Вошли в порт, встали у стенки, начались всякие формальности. И снова полковник помог – что-то сказал лейтенанту-англичанину, командовавшему пограничной охраной, тот бегло просмотрел Верин паспорт, козырнул и отрядил одного из солдат помочь с багажом.
– Спасибо, господин полковник, – сказала Вера. – Вы нам очень помогли. – Теперь возьму такси и в гостиницу.
– Такси? – переспросил полковник. – В гостиницу? – Секунду подумал. – Вот что, мадам, меня встречает машина, позвольте вас подвезти. Ваша квартира ведь на Васильевском острове?
– Спасибо, – сказал Вера, – это ведь и есть Васильевский, только конец, а мне в начало, на Первую линию. Тут недалеко…
Разбитые мостовые. Страшные серые пыльные здания по бокам. Выбитые стекла. Многих домов просто нет – руины. Слева, напротив Косой линии, вместо нескольких домов большой пустырь. От бульваров по обе стороны проспекта целыми остались отдельные деревья. У остальных то верхушки срезаны, как ножом, то вообще одни пни торчат. Обломки кирпичей кое-где успели убрать, в других местах они еще лежат – грудами, до третьего этажа… Людей на улицах почти нет. Машин нет совсем.
– Боже, – охнула Вера, показывая на срезанные деревья, – что это? – И подумала: «Куда я Андрюшу привезла?»
– Боюсь, мадам, что это британская корабельная артиллерия. Васильевский остров сильно пострадал, – обернулся полковник, сидевший рядом с шофером. И Вера, тут же забыв о благодарности, возненавидела и его, и весь его самодовольный британский флот.
Машина протряслась по Большому проспекту, мимо красной кирпичной пожарной части, практически не пострадавшей, мимо Андреевской церкви с разрушенной звонницей, свернула налево по Кадетской, развернулась, потом направо, в проезд, и остановилась у церкви.
Лютеранская церковь Святой Екатерины стояла фасадом на улицу, а справа и слева были проходы, через которые можно было попасть за церковь, в широкий двор. Когда-то посередине двора был небольшой садик и фонтан, и на этот фонтан выходили окна детской – Вериной детской, потом ее комнаты, комнаты уже взрослой барышни. И из этой комнаты двадцать лет назад… Нет, двадцать один…
Стекла в доме справа были целы, но вместо фонтана и скверика посередине двора была яма, наполненная грязной водой. Вокруг ямы кое-как уложены узкие деревянные мостки, чтобы пройти к парадным. Было тихо. По мосткам бродил одинокий голубь.

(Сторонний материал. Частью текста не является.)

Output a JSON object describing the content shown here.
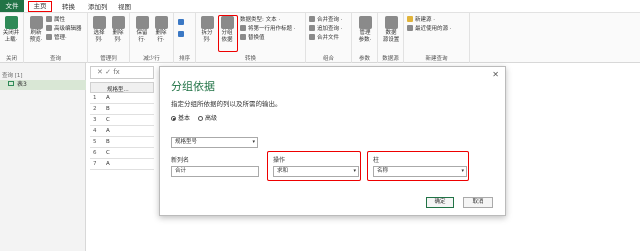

Эти первые часы в Петербурге Вера потом не любила вспоминать: про Швейцарию, Гибралтар и Саутгемптон рассказывала Андрюше охотно, а он эти истории очень любил, все требовал повторения и каждый раз внимательно следил, чтобы мама не отклонялась от сюжета, чтобы все подробно рассказывала. А вот про то, как приехали в Петербург… Ну, жили в их квартире британские офицеры… Как раз тот самый майор Партридж здесь и оказался… Очень вежливые были… Тут же освободили две комнаты, в которых Вера с Андрюшей и Зоей и поселились… Потом пришлось пороги обивать в оккупационной администрации, чтобы освободили квартиру.
То пальто свое, в котором приехала, Вера еще долго носила – коричневое, модное, с большими пуговицами, с шерстяными обшлагами, тоже коричневыми, шарфик, брошка, шерстяные варежки… Модница, одним словом. Поначалу резко выделялась из серой нищей толпы, потому и казалось, что пальто еще вполне, пока не наладилась кое-как в Питере жизнь, пока не стали люди на улице получше одеваться. Тут-то и оказалось, что пальто совершенно невозможное, старое, его давно пора выкинуть… Но это было потом – Андрей уже в школу ходил. А тогда британский офицер, помощник коменданта Васильевского острова, взглянул на нее с явным интересом, хотя и молодой был совсем, а Вере все-таки уже сорок с лишним:
– Vera Petrovna, – сказал офицер, говоривший по-русски довольно бегло, хотя и с акцентом, – британские оккупационные власти были бы вам чрезвычайно признательны, если бы вы согласились передать принадлежащую вам по праву собственности квартиру в дар администрации ее величества. Взамен мы готовы предоставить вам с сыном одну из конфискованных у большевиков квартир здесь же, на Васильевском.
– С какой стати, господин офицер, – вспыхнула Вера, – я должна жить в конфискованной квартире, когда у меня есть собственная? Или право собственности оккупационными властями уже не признается?
– Что вы, что вы, Vera Petrovna, – смутился лейтенант. Щеки его, и без того румяные, налились пунцовым, уши засияли, казалось, даже кубик на погоне как будто слегка покраснел, – это совершенно добровольно, Vera Petrovna, просто вам двоим с сыном эта квартира наверное слишком большая?
– Ничуть, – гордо ответила Вера. – Во-первых, у нас няня. И потом, скоро приедет муж. И сестра, я надеюсь, приедет со своим мужем и двумя детьми. Нам эта квартира еще и мала покажется.
– Ах вот как, – лейтенант почему-то отвел глаза. – И откуда ваша сестра будет приезжать?
– Из Копенгагена, – ответила Вера. – Мы же все жили в Дании. У вас же в бумагах все это есть. Она еще в двадцать пятом вышла замуж за Йенса, за датчанина, у них двойняшки, мальчики, им по пятнадцать исполнилось, а что?
– Нет-нет, ничего, – заторопился лейтенант, – просто сейчас сложно пока с поездки из германской зоны, поэтому я спросил. А где ваш муж сейчас?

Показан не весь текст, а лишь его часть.